Arbeitsplätze sind wichtig und gut das es sie gibt, eines ist jedoch ein trauriger Fakt das solche Mengen von Paketen entstehen ob sie nun "wirklich benötigt werden oder nicht" (Grundversorgung !).
Der/die Besteller und der/die Kunde(n) trägt einen großen wie maßgeblichen Teil dazu bei das sie so überbordend entstehen !

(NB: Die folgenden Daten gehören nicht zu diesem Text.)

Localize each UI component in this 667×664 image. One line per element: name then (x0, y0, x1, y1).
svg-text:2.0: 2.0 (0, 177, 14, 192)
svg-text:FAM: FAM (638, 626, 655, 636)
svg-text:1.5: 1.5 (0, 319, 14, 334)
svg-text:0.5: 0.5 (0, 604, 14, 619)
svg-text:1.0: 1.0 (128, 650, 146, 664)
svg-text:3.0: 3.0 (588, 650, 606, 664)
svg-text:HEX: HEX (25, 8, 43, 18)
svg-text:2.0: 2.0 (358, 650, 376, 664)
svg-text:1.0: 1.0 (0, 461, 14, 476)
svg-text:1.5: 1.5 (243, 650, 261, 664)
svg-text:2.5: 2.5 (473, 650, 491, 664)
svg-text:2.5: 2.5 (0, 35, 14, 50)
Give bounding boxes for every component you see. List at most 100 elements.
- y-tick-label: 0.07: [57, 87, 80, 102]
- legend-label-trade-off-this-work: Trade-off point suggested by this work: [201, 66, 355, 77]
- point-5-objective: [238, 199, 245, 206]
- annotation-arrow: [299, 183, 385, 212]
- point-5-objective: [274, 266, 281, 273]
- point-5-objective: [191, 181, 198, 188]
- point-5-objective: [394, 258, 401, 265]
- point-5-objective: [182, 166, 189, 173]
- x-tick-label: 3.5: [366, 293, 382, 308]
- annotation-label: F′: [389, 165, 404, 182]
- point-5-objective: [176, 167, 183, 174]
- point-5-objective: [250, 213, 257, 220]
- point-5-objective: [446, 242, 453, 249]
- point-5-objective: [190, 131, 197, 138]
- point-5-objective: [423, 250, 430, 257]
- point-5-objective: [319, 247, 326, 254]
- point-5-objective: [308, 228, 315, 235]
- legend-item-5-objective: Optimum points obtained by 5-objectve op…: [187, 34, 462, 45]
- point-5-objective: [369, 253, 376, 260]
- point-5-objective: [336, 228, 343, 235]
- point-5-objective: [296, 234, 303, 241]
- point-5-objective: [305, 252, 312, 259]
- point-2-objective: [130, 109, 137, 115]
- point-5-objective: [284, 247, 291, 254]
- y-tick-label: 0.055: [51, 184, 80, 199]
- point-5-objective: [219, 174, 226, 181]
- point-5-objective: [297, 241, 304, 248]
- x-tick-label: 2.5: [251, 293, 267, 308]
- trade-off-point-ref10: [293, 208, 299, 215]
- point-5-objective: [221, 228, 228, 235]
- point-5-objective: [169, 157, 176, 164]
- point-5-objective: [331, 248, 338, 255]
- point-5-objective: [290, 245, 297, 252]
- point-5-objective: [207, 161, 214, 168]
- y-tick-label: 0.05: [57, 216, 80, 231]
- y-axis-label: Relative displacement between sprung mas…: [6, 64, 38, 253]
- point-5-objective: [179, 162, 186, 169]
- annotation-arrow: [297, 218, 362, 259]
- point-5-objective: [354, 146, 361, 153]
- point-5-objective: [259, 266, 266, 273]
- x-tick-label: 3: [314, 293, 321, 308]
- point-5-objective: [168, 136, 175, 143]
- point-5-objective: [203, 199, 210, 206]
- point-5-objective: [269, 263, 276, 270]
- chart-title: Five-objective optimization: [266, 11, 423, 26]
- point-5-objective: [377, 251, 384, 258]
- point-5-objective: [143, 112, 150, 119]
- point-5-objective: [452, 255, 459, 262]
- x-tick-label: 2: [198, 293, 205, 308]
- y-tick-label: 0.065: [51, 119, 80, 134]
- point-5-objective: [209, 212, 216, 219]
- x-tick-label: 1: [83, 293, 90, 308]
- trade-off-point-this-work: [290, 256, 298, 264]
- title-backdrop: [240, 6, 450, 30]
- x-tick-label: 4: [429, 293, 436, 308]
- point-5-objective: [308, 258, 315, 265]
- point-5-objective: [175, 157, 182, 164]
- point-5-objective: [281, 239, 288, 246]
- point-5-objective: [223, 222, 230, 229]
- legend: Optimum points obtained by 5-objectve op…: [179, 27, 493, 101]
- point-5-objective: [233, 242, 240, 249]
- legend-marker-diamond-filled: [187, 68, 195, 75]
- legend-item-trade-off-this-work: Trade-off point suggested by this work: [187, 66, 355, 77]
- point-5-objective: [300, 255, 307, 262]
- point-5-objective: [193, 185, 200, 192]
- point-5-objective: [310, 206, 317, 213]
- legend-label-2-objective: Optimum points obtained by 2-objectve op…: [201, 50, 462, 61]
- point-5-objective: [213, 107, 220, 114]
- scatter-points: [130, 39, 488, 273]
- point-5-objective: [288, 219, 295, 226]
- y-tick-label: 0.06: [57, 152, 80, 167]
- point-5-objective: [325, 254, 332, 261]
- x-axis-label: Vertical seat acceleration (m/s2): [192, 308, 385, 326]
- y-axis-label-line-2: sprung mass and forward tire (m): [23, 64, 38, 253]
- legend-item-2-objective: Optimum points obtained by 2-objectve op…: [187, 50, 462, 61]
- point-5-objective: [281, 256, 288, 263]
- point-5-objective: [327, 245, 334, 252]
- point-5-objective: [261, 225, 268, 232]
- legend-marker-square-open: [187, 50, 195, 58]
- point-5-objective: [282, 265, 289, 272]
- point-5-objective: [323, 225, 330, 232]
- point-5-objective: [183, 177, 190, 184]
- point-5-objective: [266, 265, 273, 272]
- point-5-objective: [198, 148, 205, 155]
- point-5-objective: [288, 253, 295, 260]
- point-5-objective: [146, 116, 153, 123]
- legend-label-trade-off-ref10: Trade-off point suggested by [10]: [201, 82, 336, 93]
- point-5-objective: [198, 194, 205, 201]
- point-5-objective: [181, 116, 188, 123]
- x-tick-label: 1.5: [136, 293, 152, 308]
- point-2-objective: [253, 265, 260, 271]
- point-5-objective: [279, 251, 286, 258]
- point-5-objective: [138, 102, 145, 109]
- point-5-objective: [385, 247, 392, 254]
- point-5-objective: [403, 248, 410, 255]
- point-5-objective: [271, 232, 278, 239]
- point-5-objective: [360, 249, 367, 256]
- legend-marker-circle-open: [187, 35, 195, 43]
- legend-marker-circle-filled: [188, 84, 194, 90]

Leider ist es vielen Kunden und Bestellern "wurscht" ob diese Leute (Mitarbeiter) dreischichtigt hackeln müssen (es werden ja schon Sonntagsschichten in Betracht gezogen bzw. teils eingefordert) nur das jeder Online - Junky sein bestelltes bekommt, "wurscht" ist den Junky's ebenfalls das die Mitarbeiter körperlich und mental am Ende sind !
Die "Geiz ist Geil " Anteile der Gesellschaft sollten sich selbst dort hinstellen und die Füße aus dem Körper laufen müssen um mal zu begreifen wie sich das anfühlt !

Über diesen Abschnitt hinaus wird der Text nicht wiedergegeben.